La Cour d'assises de Metz a acquitté vendredi soir un homme de 44 ans qui était accusé du meurtre en 2007 d'un ancien militaire, dont le corps n'a toutefois jamais été retrouvé.
Dans l'énoncé de leur verdict, les jurés ont acquitté Ayhan Erdogan du meurtre de Jean Manenti, disparu dans la nuit du 5 au 6 octobre 2007. Le parquet avait requis 18 ans de réclusion.
Ayhan Erdogan est ressorti libre du procès. Il a été reconnu coupable du seul incendie de la voiture de la victime qui avait été retrouvée deux jours après sa disparition, et condamné à 18 mois ferme sans mandat de dépôt, peine entièrement couverte par la période passée en détention provisoire.
Doute
"Un doute assez grand subsistait sur le fait que M. Erdogan ait donné volontairement la mort à M. Manenti", a commenté après l'énoncé du verdict, Me Philippe Quatreboeufs.
L'avocat a fait part de la déception de la partie civile. Celle-ci "a toujours pensé que M. Erdogan était impliqué dans la disparition de M. Manenti".
Aucun aveux
Impassible et rigide, Ayhan Erdogan n'est jamais passé aux aveux durant son procès, qui s'était ouvert mardi. L'accusé était l'amant d'une femme éthiopienne, avec laquelle il avait une petite fille, dont il réclamait la garde.
Un ancien militaire du 1er régiment d'infanterie de Sarrebourg (Moselle), Jean Manenti, aidait financièrement cette femme, qui l'appelait son "pigeon", tout en le considérant "comme un frère". Il voulait l'aider à déménager et à échapper à l'emprise d'Erdogan, qui la battait.
"Jean Manenti est mort"
Après la disparition du militaire, la voiture de la victime avait été retrouvée brûlée deux jours plus tard à Réding (Moselle).
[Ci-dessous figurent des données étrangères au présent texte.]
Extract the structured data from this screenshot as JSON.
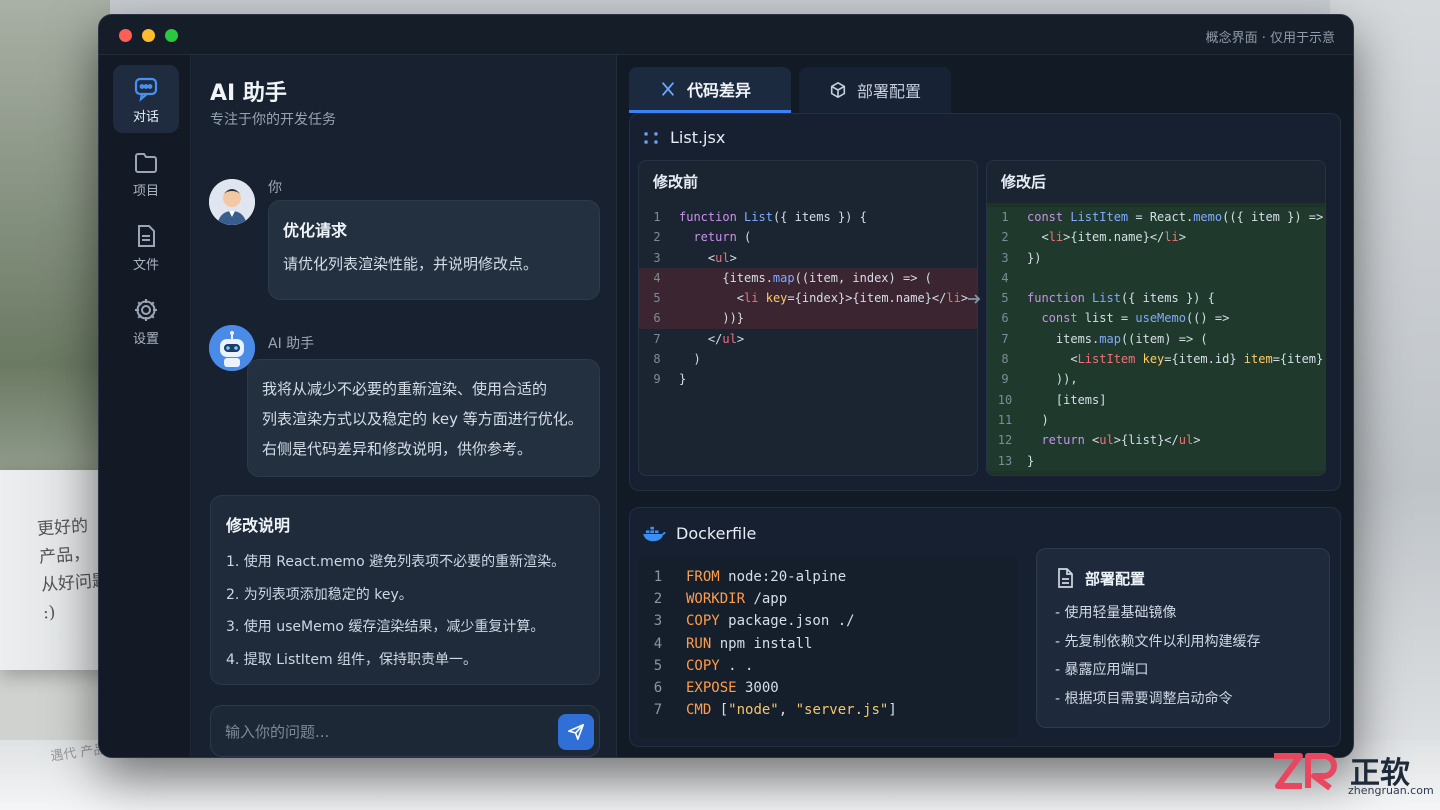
{
  "window": {
    "caption": "概念界面 · 仅用于示意",
    "traffic_lights": [
      "#ff5f57",
      "#febc2e",
      "#28c840"
    ]
  },
  "sidebar": {
    "items": [
      {
        "label": "对话",
        "icon": "chat-bubble-icon",
        "active": true
      },
      {
        "label": "项目",
        "icon": "folder-icon",
        "active": false
      },
      {
        "label": "文件",
        "icon": "document-icon",
        "active": false
      },
      {
        "label": "设置",
        "icon": "gear-icon",
        "active": false
      }
    ]
  },
  "chat": {
    "title": "AI 助手",
    "subtitle": "专注于你的开发任务",
    "user_name": "你",
    "user_bubble_title": "优化请求",
    "user_bubble_text": "请优化列表渲染性能，并说明修改点。",
    "ai_name": "AI 助手",
    "ai_lines": [
      "我将从减少不必要的重新渲染、使用合适的",
      "列表渲染方式以及稳定的 key 等方面进行优化。",
      "右侧是代码差异和修改说明，供你参考。"
    ],
    "notes_title": "修改说明",
    "notes": [
      "1.  使用 React.memo 避免列表项不必要的重新渲染。",
      "2.  为列表项添加稳定的 key。",
      "3.  使用 useMemo 缓存渲染结果，减少重复计算。",
      "4.  提取 ListItem 组件，保持职责单一。"
    ],
    "input_placeholder": "输入你的问题..."
  },
  "tabs": [
    {
      "label": "代码差异",
      "icon": "diff-icon",
      "active": true
    },
    {
      "label": "部署配置",
      "icon": "cube-icon",
      "active": false
    }
  ],
  "diff": {
    "file": "List.jsx",
    "before_label": "修改前",
    "after_label": "修改后",
    "before_lines": [
      "function List({ items }) {",
      "  return (",
      "    <ul>",
      "      {items.map((item, index) => (",
      "        <li key={index}>{item.name}</li>",
      "      ))}",
      "    </ul>",
      "  )",
      "}"
    ],
    "before_removed": [
      4,
      5,
      6
    ],
    "after_lines": [
      "const ListItem = React.memo(({ item }) => (",
      "  <li>{item.name}</li>",
      "})",
      "",
      "function List({ items }) {",
      "  const list = useMemo(() =>",
      "    items.map((item) => (",
      "      <ListItem key={item.id} item={item} />",
      "    )),",
      "    [items]",
      "  )",
      "  return <ul>{list}</ul>",
      "}"
    ],
    "removed_color": "#3a2530",
    "added_color": "#1f3a2c"
  },
  "docker": {
    "file": "Dockerfile",
    "lines": [
      {
        "kw": "FROM",
        "rest": " node:20-alpine"
      },
      {
        "kw": "WORKDIR",
        "rest": " /app"
      },
      {
        "kw": "COPY",
        "rest": " package.json ./"
      },
      {
        "kw": "RUN",
        "rest": " npm install"
      },
      {
        "kw": "COPY",
        "rest": " . ."
      },
      {
        "kw": "EXPOSE",
        "rest": " 3000"
      },
      {
        "kw": "CMD",
        "rest": " [\"node\", \"server.js\"]"
      }
    ],
    "deploy_title": "部署配置",
    "deploy_items": [
      "- 使用轻量基础镜像",
      "- 先复制依赖文件以利用构建缓存",
      "- 暴露应用端口",
      "- 根据项目需要调整启动命令"
    ]
  },
  "background": {
    "mug_text": "更好的\n产品，\n从好问题开始\n:)",
    "paper_text": "遇代 产品素材"
  },
  "watermark": {
    "brand": "正软",
    "url": "zhengruan.com"
  }
}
"Sept ans et cinq mois après les faits, nous n'avons pas d'autre certitude: Jean Manenti est mort" et "ça ne peut pas être autre chose qu'un meurtre", avait soutenu l'avocat général Jean-François Tritschler lors des débats.
Car Jean Manenti avait des projets: il voulait renouer avec sa fille unique qui allait fêter ses 12 ans, et dont il était divorcé de la mère. Il songeait à revenir en Ariège, dans la région de ses parents.
Ayhan Erdogan, qui "confond orgueil et honneur", voyait sa "toute-puissance" sur sa maîtresse remise en cause par l'intervention de M. Manenti, selon l'avocat général.
"Un doute non négligeable"
La nuit de la disparition de M. Manenti, les relais téléphoniques ont démontré qu'Ayhan Erdogan s'était trouvé à proximité de son domicile, dans le secteur de Sarrebourg. Puis dans les environs, en forêt, où l'avocat général a estimé qu'il a enterré le corps, "dans cette terre d'humus et de sable où il est si facile de creuser".
La justice a pourtant longtemps tergiversé avant de renvoyer M. Erdogan devant les assises en septembre dernier. Après sa mise en examen en 2013, le parquet de Metz avait requis un non-lieu quelques mois plus tard, en raison d'un doute "non négligeable".
Les autres pistes
"Il y a d'autres pistes dans ce dossier qui n'ont pas été investiguées" suffisamment, a affirmé vendredi Me Catherine Hesse, l'une des deux avocates de M. Erdogan.
D'autres personnes gravitant autour la maîtresse de l'accusé auraient pu en vouloir à Jean Manenti, comme dans l'entourage de son ex-femme, a-t-elle dit. Elle a aussi mis en doute la précision de la localisation via les relais de téléphonie mobile.
"Je n'ai pas tué monsieur Manenti, je suis innocent", a déclaré l'accusé d'une voix faible, avant que la cour et les jurés ne se retirent pour délibérer.
Le parquet a deux semaines pour faire appel.